1. Conftest / OPA Policy (blocks zero-CPU requests at kubectl apply time)
# policy/autopilot_resources.rego
package autopilot.resources
deny[msg] {
container := input.spec.template.spec.containers[_]
cpu_request := container.resources.requests.cpu
units.parse_quantity(cpu_request) < units.parse_quantity("250m")
msg := sprintf("Container '%v' CPU request %v is below Autopilot minimum of 250m", [container.name, cpu_request])
}
deny[msg] {
container := input.spec.template.spec.containers[_]
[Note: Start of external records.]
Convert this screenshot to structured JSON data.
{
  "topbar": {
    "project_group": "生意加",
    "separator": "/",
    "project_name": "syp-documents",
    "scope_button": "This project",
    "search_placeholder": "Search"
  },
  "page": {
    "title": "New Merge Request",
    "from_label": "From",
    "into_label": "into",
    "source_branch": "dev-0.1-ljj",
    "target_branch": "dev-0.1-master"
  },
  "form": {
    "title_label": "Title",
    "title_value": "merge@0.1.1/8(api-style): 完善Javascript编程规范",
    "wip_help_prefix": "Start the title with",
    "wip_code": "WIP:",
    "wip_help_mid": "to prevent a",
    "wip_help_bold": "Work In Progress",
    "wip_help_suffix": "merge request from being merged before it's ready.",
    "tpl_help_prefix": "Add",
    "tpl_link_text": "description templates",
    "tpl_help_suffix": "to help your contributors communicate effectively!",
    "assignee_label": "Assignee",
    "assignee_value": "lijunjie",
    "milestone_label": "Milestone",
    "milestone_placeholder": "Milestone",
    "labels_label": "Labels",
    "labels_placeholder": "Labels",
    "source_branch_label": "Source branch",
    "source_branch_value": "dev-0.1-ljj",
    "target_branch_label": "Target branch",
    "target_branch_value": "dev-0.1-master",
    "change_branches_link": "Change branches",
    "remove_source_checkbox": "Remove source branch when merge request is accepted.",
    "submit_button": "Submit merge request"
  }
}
not container.resources.requests
msg := sprintf("Container '%v' has no resource requests defined — required for GKE Autopilot", [container.name])
}
2. Checkov Scan in GitHub Actions
# .github/workflows/checkov.yaml
- name: Checkov Kubernetes Scan
uses: bridgecrewio/checkov-action@master
with:
directory: k8s/
framework: kubernetes
check: CKV_K8S_10,CKV_K8S_11,CKV_K8S_12,CKV_K8S_13
# CKV_K8S_10: CPU requests set
# CKV_K8S_11: CPU limits set
# CKV_K8S_12: Memory requests set
# CKV_K8S_13: Memory limits set
3. Kustomize Overlay for Environment-Specific Resource Floors
# overlays/production/resources-patch.yaml
apiVersion: apps/v1
kind: Deployment
metadata:
name: my-app
spec:
template:
spec:
containers:
- name: my-app
resources:
requests:
cpu: "500m"
memory: "1Gi"
limits:
cpu: "1000m"
memory: "1Gi"
4. Monitor Pending Pods with Cloud Monitoring Alert
# MQL alert policy — fires if any pod is Pending > 5 minutes
fetch k8s_pod
| metric 'kubernetes.io/pod/volume/total_bytes'
| filter (resource.labels.namespace_name != 'kube-system')
# Use GKE Workload metrics: kubernetes.io/pod/status/phase with phase=Pending
# Set threshold: > 0 for 5 consecutive minutes → PagerDuty/Slack
Combine this with a GKE Autopilot quota alert on compute.googleapis.com/cpus in your GCP project to catch regional capacity exhaustion before it cascades.